L’Observatoire du dépôt légal se propose de présenter pour tous les supports documentaires et les secteurs de l’édition une synthèse des tendances observées par la BnF et un réservoir de données statistiques sur les éditeurs, les imprimeurs, les genres, les disciplines, les supports, les techniques… Plusieurs focus viennent compléter et illustrer ces données. Il ne s’agit pas pour la BnF de constituer une source exhaustive sur l’édition française mais plutôt de proposer une vision originale, propre au dépôt légal, qui viendra utilement compléter les analyses publiées par d’autres organismes publics et privés. Une des caractéristiques de cette vision du dépôt légal est que contrairement à la plupart des études statistiques sur l’édition, elle intègre dans un même panorama l’édition commerciale et ce qu’on pourrait appeler « les zones grises du patrimoine » (l’auto-édition, l’édition associative, la presse de la société civile…) pour les différents supports de publication.

La démarche se heurte bien sûr à quelques limites méthodologiques, liées à l’organisation même du dépôt légal à la BnF. Certains ensembles documentaires peuvent être ponctuellement sur ou sous-représentés dans les statistiques, avec un décalage dans le temps en fonction de la date effective du dépôt et des activités de veille conduites par la BnF auprès des éditeurs afin de combler des lacunes. Des écarts peuvent également être liés au délai de traitement pour les opérations d’enregistrement et de signalement dans le Catalogue général de la BnF et la Bibliographie nationale française. Pour aider le lecteur à ne pas sur-interprêter des écarts conjoncturels et l’inviter à regarder les tendances à moyen terme, l’Observatoire présente trois années de dépôt légal.
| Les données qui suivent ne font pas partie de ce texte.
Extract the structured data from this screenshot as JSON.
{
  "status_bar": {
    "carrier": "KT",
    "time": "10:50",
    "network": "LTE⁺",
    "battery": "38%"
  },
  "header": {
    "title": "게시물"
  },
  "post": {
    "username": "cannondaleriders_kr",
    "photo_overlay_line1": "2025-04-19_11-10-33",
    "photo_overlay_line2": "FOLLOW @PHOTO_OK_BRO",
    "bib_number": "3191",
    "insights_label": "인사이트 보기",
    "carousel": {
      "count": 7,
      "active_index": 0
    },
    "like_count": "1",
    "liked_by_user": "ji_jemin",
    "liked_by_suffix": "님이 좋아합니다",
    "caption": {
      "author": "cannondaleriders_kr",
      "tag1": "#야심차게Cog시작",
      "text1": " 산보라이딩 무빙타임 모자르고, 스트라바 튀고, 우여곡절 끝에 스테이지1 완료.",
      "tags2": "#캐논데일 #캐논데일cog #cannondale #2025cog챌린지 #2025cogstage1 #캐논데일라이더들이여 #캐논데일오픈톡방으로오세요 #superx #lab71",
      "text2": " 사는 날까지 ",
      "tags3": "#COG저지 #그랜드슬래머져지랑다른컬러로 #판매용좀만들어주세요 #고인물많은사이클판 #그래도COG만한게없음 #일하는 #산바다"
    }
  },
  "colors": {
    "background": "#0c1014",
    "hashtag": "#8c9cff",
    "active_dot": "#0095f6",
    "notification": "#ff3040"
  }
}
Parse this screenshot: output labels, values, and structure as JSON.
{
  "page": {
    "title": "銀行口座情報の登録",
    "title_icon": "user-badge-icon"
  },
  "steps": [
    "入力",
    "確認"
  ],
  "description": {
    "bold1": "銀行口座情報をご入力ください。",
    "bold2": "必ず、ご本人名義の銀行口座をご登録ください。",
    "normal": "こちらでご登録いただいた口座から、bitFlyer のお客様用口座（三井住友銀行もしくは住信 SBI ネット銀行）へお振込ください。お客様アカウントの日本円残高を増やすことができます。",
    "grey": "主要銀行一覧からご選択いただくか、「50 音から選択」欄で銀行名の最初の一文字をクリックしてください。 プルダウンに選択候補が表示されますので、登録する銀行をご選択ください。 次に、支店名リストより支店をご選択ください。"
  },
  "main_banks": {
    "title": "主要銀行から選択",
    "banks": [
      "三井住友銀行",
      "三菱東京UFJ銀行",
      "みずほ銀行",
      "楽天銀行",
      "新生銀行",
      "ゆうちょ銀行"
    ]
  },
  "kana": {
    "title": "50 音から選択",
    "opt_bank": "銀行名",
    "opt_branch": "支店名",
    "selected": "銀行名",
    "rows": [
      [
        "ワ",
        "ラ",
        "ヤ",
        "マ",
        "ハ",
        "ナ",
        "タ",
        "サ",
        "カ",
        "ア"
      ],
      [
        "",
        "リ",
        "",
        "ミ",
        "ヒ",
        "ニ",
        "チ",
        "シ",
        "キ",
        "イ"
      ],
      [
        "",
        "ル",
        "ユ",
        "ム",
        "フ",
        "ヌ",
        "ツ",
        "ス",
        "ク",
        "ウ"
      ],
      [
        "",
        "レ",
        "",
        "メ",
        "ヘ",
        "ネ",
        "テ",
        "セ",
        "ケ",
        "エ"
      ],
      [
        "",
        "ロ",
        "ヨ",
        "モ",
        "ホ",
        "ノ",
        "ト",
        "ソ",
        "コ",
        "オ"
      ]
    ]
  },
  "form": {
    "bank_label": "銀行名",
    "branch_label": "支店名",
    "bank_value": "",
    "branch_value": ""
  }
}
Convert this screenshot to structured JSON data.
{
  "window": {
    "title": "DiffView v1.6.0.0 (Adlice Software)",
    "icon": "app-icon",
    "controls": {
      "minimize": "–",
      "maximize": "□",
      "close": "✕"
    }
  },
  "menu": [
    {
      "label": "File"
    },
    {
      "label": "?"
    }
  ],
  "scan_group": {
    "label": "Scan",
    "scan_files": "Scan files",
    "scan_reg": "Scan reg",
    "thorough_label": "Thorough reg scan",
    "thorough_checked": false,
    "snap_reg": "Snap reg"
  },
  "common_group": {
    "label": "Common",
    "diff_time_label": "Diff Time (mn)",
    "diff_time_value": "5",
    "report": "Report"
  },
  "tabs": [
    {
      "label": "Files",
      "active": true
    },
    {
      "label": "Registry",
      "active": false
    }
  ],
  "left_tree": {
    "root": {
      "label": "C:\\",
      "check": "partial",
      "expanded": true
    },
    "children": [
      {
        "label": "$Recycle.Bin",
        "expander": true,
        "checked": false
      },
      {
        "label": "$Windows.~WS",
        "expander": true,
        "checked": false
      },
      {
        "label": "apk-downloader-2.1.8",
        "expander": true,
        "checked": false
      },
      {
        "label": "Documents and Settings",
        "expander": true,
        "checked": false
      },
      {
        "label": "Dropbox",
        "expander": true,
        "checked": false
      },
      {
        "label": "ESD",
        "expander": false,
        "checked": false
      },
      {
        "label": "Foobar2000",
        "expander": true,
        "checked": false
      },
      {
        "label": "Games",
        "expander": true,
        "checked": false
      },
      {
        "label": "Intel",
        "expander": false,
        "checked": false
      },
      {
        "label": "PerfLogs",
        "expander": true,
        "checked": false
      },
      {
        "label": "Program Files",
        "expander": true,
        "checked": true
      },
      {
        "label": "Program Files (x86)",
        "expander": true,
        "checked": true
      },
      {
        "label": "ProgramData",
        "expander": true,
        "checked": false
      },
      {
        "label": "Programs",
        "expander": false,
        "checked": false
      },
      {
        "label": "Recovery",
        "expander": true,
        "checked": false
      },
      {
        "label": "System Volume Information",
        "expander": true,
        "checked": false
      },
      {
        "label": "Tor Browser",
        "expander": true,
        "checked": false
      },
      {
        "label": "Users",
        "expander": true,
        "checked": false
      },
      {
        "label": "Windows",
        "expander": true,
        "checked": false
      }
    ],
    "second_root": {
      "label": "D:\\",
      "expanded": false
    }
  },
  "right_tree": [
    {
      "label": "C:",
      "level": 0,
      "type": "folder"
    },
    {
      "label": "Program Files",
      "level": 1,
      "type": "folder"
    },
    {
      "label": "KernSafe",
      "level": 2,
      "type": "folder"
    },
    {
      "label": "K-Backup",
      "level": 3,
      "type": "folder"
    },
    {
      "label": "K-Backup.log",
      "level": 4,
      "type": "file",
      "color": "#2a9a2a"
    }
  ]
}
Tous les documents ne sont pas non plus traités pièce par pièce, mais sous forme de recueils qui permettent de regrouper par exemple dans un même ensemble des publications promotionnelles, éphémères telles que les horaires, les tarifs, les programmes de spectacle, ce qui a pour effet de biaiser certaines statistiques. Enfin, on constatera que chaque type de support requiert des unités de mesure spécifiques (on ne compte pas les sites Web comme on compte des livres) qui rendent impossible l’agrégation de toutes ces données, au risque d’en perdre le sens : c’est pour cette raison que la publication est organisée par type de support, dans l’ordre dans lequel ils figurent au sein du Code du Patrimoine, qui gouverne les principes et l’application du dépôt légal.